Thüringische Landeszeitung (Erfurt)
Wer im Glashaus sitzt
Es hat etwas Elegantes, wirkt modern und macht kleine Räume optisch größer: Glas im Interior Design
Möglicherweise liegt es an unserem oftmals überfrachteten Lebensstil, vielleicht haben wir uns auch bereits zu sehr an die glatten Oberflächen unserer digitalen Geräte gewöhnt: Klar ist jedenfalls, dass bei aktuellen Inneneinrichtungen Schlichtheit und Funktionalität den Ton angeben. Kaum ein Werkstoff (oder genauer: Aggregatzustand) eignet sich besser zur Herstellung eines modernen und offenen Raumgefühls als das momentan ziemlich angesagte Glas. Es verbindet zeitlose Eleganz mit dem Wunsch nach klar geordneten und lichtdurchfluteten Räumen.
1 Glasmachergeschichte
Zuerst nutzen die Menschen hartes Naturglas, das beim Abkühlen von Lava entstand, um Werkzeuge und Klingen zu fertigen. In welcher Region dann die künstliche Glasfertigung in Brennöfen begann, ist nicht zweifelsfrei belegt. Der älteste Fund stammt aus Mesopotamien, ägyptische Schriften berichten bereits um 1600 vor Christus den Import von Glas aus östlichen Gefilden. Die ersten Glasgegenstände waren Gefäße wie Kelche, im antiken Rom wurden weitere Formen wie Parfumfläschchen und Schmuck gefertigt. Manche Quellen erwähnen auch Gewächshäuser aus Glas.

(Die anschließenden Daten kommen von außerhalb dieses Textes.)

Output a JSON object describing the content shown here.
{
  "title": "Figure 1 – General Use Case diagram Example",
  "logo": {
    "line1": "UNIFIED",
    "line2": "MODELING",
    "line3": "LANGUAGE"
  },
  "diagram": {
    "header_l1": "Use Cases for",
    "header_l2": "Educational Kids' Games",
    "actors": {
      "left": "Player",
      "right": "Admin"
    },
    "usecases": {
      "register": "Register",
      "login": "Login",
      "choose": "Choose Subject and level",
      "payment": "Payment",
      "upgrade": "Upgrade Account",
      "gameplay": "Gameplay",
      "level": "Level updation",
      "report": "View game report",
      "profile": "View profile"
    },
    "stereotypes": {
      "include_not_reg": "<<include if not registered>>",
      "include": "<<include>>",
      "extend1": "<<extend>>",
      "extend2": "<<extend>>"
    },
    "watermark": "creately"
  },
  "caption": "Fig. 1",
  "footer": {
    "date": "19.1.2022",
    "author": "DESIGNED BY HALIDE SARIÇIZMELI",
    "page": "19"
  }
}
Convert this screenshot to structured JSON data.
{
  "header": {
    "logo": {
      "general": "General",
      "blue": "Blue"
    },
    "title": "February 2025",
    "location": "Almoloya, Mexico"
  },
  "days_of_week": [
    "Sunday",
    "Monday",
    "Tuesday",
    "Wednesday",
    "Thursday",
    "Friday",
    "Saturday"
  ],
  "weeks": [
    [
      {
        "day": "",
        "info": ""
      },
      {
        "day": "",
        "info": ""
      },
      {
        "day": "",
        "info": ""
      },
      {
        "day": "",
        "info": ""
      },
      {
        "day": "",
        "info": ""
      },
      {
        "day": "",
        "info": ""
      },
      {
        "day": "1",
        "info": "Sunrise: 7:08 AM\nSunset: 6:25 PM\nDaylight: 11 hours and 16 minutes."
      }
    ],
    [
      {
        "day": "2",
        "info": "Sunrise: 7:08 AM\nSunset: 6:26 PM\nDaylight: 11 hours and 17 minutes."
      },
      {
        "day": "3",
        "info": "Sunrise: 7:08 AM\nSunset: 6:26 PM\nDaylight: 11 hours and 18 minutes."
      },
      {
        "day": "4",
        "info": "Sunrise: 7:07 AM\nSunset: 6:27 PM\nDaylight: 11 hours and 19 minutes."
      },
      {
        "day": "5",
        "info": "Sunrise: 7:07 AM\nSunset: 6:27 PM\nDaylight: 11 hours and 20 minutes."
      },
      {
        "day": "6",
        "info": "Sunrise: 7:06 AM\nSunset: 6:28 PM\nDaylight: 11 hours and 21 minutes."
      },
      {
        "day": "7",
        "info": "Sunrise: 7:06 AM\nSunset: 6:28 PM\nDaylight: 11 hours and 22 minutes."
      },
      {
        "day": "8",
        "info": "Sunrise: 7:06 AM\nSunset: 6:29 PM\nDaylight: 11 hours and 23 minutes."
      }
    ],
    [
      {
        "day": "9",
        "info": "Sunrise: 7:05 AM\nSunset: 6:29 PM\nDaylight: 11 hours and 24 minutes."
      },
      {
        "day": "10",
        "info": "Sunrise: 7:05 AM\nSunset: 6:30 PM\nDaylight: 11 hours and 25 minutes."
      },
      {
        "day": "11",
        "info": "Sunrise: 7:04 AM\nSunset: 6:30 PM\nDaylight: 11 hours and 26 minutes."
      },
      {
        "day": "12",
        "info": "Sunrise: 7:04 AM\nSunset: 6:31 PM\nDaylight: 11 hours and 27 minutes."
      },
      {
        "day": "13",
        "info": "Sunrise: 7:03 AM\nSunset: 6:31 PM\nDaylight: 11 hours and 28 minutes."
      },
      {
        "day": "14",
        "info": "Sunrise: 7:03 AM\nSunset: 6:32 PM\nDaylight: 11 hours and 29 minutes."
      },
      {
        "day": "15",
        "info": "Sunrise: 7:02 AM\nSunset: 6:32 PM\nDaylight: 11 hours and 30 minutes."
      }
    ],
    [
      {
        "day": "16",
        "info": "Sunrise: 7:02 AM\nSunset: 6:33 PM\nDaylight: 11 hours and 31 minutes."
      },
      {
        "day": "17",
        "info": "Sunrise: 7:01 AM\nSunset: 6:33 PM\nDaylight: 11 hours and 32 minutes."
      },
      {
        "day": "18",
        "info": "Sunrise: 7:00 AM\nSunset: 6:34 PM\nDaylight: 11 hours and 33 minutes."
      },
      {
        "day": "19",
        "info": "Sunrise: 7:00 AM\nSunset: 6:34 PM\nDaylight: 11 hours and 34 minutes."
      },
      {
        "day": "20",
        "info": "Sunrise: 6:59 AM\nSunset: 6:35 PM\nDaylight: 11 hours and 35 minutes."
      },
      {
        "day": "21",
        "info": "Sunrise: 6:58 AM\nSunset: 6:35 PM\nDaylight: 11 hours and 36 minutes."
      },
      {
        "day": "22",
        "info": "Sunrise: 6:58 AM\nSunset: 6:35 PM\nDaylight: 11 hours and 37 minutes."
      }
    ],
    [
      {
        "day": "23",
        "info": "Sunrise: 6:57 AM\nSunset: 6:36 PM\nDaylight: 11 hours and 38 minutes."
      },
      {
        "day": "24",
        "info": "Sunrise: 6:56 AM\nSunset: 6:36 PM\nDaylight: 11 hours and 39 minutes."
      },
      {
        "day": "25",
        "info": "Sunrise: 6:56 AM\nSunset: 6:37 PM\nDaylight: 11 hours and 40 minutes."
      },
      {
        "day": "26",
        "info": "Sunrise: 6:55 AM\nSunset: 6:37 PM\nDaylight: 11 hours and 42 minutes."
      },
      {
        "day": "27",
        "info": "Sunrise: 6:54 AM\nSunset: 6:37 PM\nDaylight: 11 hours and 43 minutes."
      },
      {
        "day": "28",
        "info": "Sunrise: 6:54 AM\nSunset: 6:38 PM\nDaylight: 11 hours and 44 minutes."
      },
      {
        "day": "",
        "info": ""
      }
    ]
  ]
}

Im Mittelalter ermöglichten neue Schmelz- und Glasbläsertechniken eine erhöhte und verbesserte Produktion. Insbesondere zur Zeit der Gotik wurden etliche bunte Kirchenfenster entworfen, bei denen neue Glasmaltechniken zur Anwendung kamen. Verarbeitungstechniken wie das Mondglas- und Walzglasverfahren und immer filigranere Glasmacherpfeifen optimierten die Produktion, sodass diverse Glasprodukte ab dem Spätmittelalter auch für das Bürgertum erschwinglich wurden.
2 Scherben ohne Schaden
Heutigen Sicherheitsansprüchen genügt die Glasproduktion früherer Jahrhunderte natürlich nicht mehr. Bei aktuellen Inneneinrichtungen kommt besonders schlag- und stoßfestes Sicherheitsglas zum Einsatz. Statt im Ernstfall scharfkantige Scherben zu hinterlassen, zerspringt das Bauglas in Hunderte stumpfe Einzelteile. Je nach Bedarf können Glasscheiben auch so gebrannt werden, dass sie Schall absorbieren, vor Sonnenstrahlen schützen oder wie Panzerglas sogar schuss- und sprengsicher sind.
3 Möbel aus Glas
Logisch, dass man bei Glas in der Wohnung erst einmal an Fenster denkt. Sie beeinflussen nicht nur die Außenwirkung eines Gebäudes, sondern auch deren Innenräume: Ihre Größe und Anordnung macht den Raum heller, lässt Lichtspiele entstehen oder öffnet den Blick nach draußen. Bemalte Fenster lassen nicht nur in Kirchen eine feierliche Stimmung entstehen, auch zu Hause können eingefärbte Fenster oder Glas-Mobiles das Tageslicht effektvoll nach drinnen streuen.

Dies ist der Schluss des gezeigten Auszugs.